Any modifications or deviations from these dates, will be done in consultation with the attending students and will be posted on the course Web-page. It is imperative that students check the Course Web-page regularly and frequently.

Course Policies


Grading
Written work will be graded for conciseness and correctness. Be brief and to the point and write clearly.
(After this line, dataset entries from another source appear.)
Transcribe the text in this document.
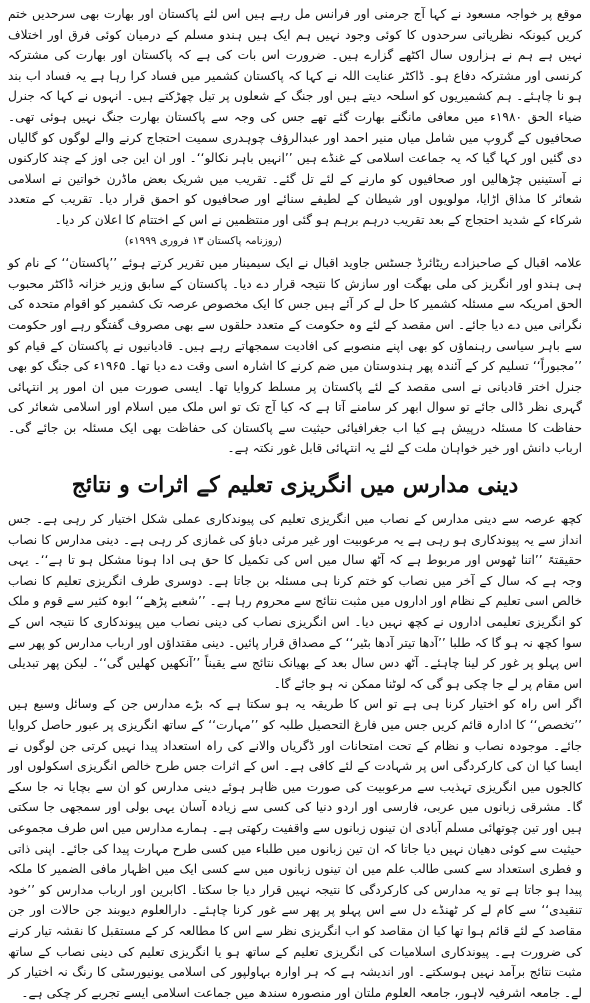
موقع پر خواجہ مسعود نے کہا آج جرمنی اور فرانس مل رہے ہیں اس لئے پاکستان اور بھارت بھی سرحدیں ختم کریں کیونکہ نظریاتی سرحدوں کا کوئی وجود نہیں ہم ایک ہیں ہندو مسلم کے درمیان کوئی فرق اور اختلاف نہیں ہے ہم نے ہزاروں سال اکٹھے گزارے ہیں۔ ضرورت اس بات کی ہے کہ پاکستان اور بھارت کی مشترکہ کرنسی اور مشترکہ دفاع ہو۔ ڈاکٹر عنایت اللہ نے کہا کہ پاکستان کشمیر میں فساد کرا رہا ہے یہ فساد اب بند ہو نا چاہئے۔ ہم کشمیریوں کو اسلحہ دیتے ہیں اور جنگ کے شعلوں پر تیل چھڑکتے ہیں۔ انہوں نے کہا کہ جنرل ضیاء الحق ۱۹۸۰ء میں معافی مانگنے بھارت گئے تھے جس کی وجہ سے پاکستان بھارت جنگ نہیں ہوئی تھی۔ صحافیوں کے گروپ میں شامل میاں منیر احمد اور عبدالرؤف چوہدری سمیت احتجاج کرنے والے لوگوں کو گالیاں دی گئیں اور کہا گیا کہ یہ جماعت اسلامی کے غنڈے ہیں ’’انہیں باہر نکالو‘‘۔ اور ان این جی اوز کے چند کارکنوں نے آستینیں چڑھالیں اور صحافیوں کو مارنے کے لئے تل گئے۔ تقریب میں شریک بعض ماڈرن خواتین نے اسلامی شعائر کا مذاق اڑایا، مولویوں اور شیطان کے لطیفے سنائے اور صحافیوں کو احمق قرار دیا۔ تقریب کے متعدد شرکاء کے شدید احتجاج کے بعد تقریب درہم برہم ہو گئی اور منتظمین نے اس کے اختتام کا اعلان کر دیا۔

(روزنامہ پاکستان ۱۳ فروری ۱۹۹۹ء)

علامہ اقبال کے صاحبزادے ریٹائرڈ جسٹس جاوید اقبال نے ایک سیمینار میں تقریر کرتے ہوئے ’’پاکستان‘‘ کے نام کو ہی ہندو اور انگریز کی ملی بھگت اور سازش کا نتیجہ قرار دے دیا۔ پاکستان کے سابق وزیر خزانہ ڈاکٹر محبوب الحق امریکہ سے مسئلہ کشمیر کا حل لے کر آئے ہیں جس کا ایک مخصوص عرصہ تک کشمیر کو اقوام متحدہ کی نگرانی میں دے دیا جائے۔ اس مقصد کے لئے وہ حکومت کے متعدد حلقوں سے بھی مصروف گفتگو رہے اور حکومت سے باہر سیاسی رہنماؤں کو بھی اپنے منصوبے کی افادیت سمجھاتے رہے ہیں۔ قادیانیوں نے پاکستان کے قیام کو ’’مجبوراً‘‘ تسلیم کر کے آئندہ پھر ہندوستان میں ضم کرنے کا اشارہ اسی وقت دے دیا تھا۔ ۱۹۶۵ء کی جنگ کو بھی جنرل اختر قادیانی نے اسی مقصد کے لئے پاکستان پر مسلط کروایا تھا۔ ایسی صورت میں ان امور پر انتہائی گہری نظر ڈالی جائے تو سوال ابھر کر سامنے آتا ہے کہ کیا آج تک تو اس ملک میں اسلام اور اسلامی شعائر کی حفاظت کا مسئلہ درپیش ہے کیا اب جغرافیائی حیثیت سے پاکستان کی حفاظت بھی ایک مسئلہ بن جائے گی۔ ارباب دانش اور خیر خواہان ملت کے لئے یہ انتہائی قابل غور نکتہ ہے۔

دینی مدارس میں انگریزی تعلیم کے اثرات و نتائج

کچھ عرصہ سے دینی مدارس کے نصاب میں انگریزی تعلیم کی پیوندکاری عملی شکل اختیار کر رہی ہے۔ جس انداز سے یہ پیوندکاری ہو رہی ہے یہ مرعوبیت اور غیر مرئی دباؤ کی غمازی کر رہی ہے۔ دینی مدارس کا نصاب حقیقتہً ’’اتنا ٹھوس اور مربوط ہے کہ آٹھ سال میں اس کی تکمیل کا حق ہی ادا ہونا مشکل ہو تا ہے‘‘۔ یہی وجہ ہے کہ سال کے آخر میں نصاب کو ختم کرنا ہی مسئلہ بن جاتا ہے۔ دوسری طرف انگریزی تعلیم کا نصاب خالص اسی تعلیم کے نظام اور اداروں میں مثبت نتائج سے محروم رہا ہے۔ ’’شعبے پڑھے‘‘ ابوہ کثیر سے قوم و ملک کو انگریزی تعلیمی اداروں نے کچھ نہیں دیا۔ اس انگریزی نصاب کی دینی نصاب میں پیوندکاری کا نتیجہ اس کے سوا کچھ نہ ہو گا کہ طلبا ’’آدھا تیتر آدھا بٹیر‘‘ کے مصداق قرار پائیں۔ دینی مقتداؤں اور ارباب مدارس کو پھر سے اس پہلو پر غور کر لینا چاہئے۔ آٹھ دس سال بعد کے بھیانک نتائج سے یقیناً ’’آنکھیں کھلیں گی‘‘۔ لیکن پھر تبدیلی اس مقام پر لے جا چکی ہو گی کہ لوٹنا ممکن نہ ہو جائے گا۔

اگر اس راہ کو اختیار کرنا ہی ہے تو اس کا طریقہ یہ ہو سکتا ہے کہ بڑے مدارس جن کے وسائل وسیع ہیں ’’تخصص‘‘ کا ادارہ قائم کریں جس میں فارغ التحصیل طلبہ کو ’’مہارت‘‘ کے ساتھ انگریزی پر عبور حاصل کروایا جائے۔ موجودہ نصاب و نظام کے تحت امتحانات اور ڈگریاں والانے کی راہ استعداد پیدا نہیں کرتی جن لوگوں نے ایسا کیا ان کی کارکردگی اس پر شہادت کے لئے کافی ہے۔ اس کے اثرات جس طرح خالص انگریزی اسکولوں اور کالجوں میں انگریزی تہذیب سے مرعوبیت کی صورت میں ظاہر ہوئے دینی مدارس کو ان سے بچایا نہ جا سکے گا۔ مشرقی زبانوں میں عربی، فارسی اور اردو دنیا کی کسی سے زیادہ آسان یہی بولی اور سمجھی جا سکتی ہیں اور تین چوتھائی مسلم آبادی ان تینوں زبانوں سے واقفیت رکھتی ہے۔ ہمارے مدارس میں اس طرف مجموعی حیثیت سے کوئی دھیان نہیں دیا جاتا کہ ان تین زبانوں میں طلباء میں کسی طرح مہارت پیدا کی جائے۔ اپنی ذاتی و فطری استعداد سے کسی طالب علم میں ان تینوں زبانوں میں سے کسی ایک میں اظہار مافی الضمیر کا ملکہ پیدا ہو جاتا ہے تو یہ مدارس کی کارکردگی کا نتیجہ نہیں قرار دیا جا سکتا۔ اکابرین اور ارباب مدارس کو ’’خود تنقیدی‘‘ سے کام لے کر ٹھنڈے دل سے اس پہلو پر پھر سے غور کرنا چاہئے۔ دارالعلوم دیوبند جن حالات اور جن مقاصد کے لئے قائم ہوا تھا کیا ان مقاصد کو اب انگریزی نظر سے اس کا مطالعہ کر کے مستقبل کا نقشہ تیار کرنے کی ضرورت ہے۔ پیوندکاری اسلامیات کی انگریزی تعلیم کے ساتھ ہو یا انگریزی تعلیم کی دینی نصاب کے ساتھ مثبت نتائج برآمد نہیں ہوسکتے۔ اور اندیشہ ہے کہ ہر اوارہ بہاولپور کی اسلامی یونیورسٹی کا رنگ نہ اختیار کر لے۔ جامعہ اشرفیہ لاہور، جامعہ العلوم ملتان اور منصورہ سندھ میں جماعت اسلامی ایسے تجربے کر چکی ہے۔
Programming problems will be graded based on test instances decided by the instructor on an AFS machine (afsconnect1,afsconnect2). Do not expect partial credit if your code fails to run on all test instances, and you do not provide a bug report.
Grades
Check the marks in written work and report errors promptly. Resolve any issue no later than the Reading Day. For students who submit programming work or have a paper presentation, an email with your grade will be sent back to you. The final grade is decided based on a 0 to 1000 point performance. A 50% or more is C or better, 85-90% or more usually guarantees an A.
Collaboration
Collaboration of any kind is NOT allowed in the in-class exams and the homeworks. An exception to this rule is assignments PA1-PA3 that explicitly allow collaboration (teams of two); in such a case collaboration is allowed between members of the team only for the specific assignment component. Students who turn in work/answers to questions sourced through the Internet or otherwise, or is product of another person's/student's work, risk severe punishment, as outlined by the University. The work you submit must be the result of your own effort.

Mobile Devices
Mobile phones/devices and/or laptops/notebooks MUST BE SWITCHED OFF (NOT JUST SILENCED) before the class exams. Switch off noisy devices before class.

Email/SPAM
Send email from an NJIT email address. NJIT spam filters or we will filter other email address origins. Use the appropriate subject line as specified in Handbout 0. Include CS 345-001 in the subject line then.
Missing class
If you miss a class and there is no Exam or Homework due it's up to you to make up for lost time.
Missing Exam
If you miss an exam and there is a valid documentation for your absence, such documentation must be presented within 3 working days from the day the reason for the absence is lifted. The maximum accommodation will be the number of missing days to the exam date. You also need to present your case to the Dean of Students.
Programs
Follow submission guidelines for PA1-PA3.

The NJIT Honor Code will be upheld; any violations will be brought to the immediate attention of the Dean of Students. Read this handout carefully!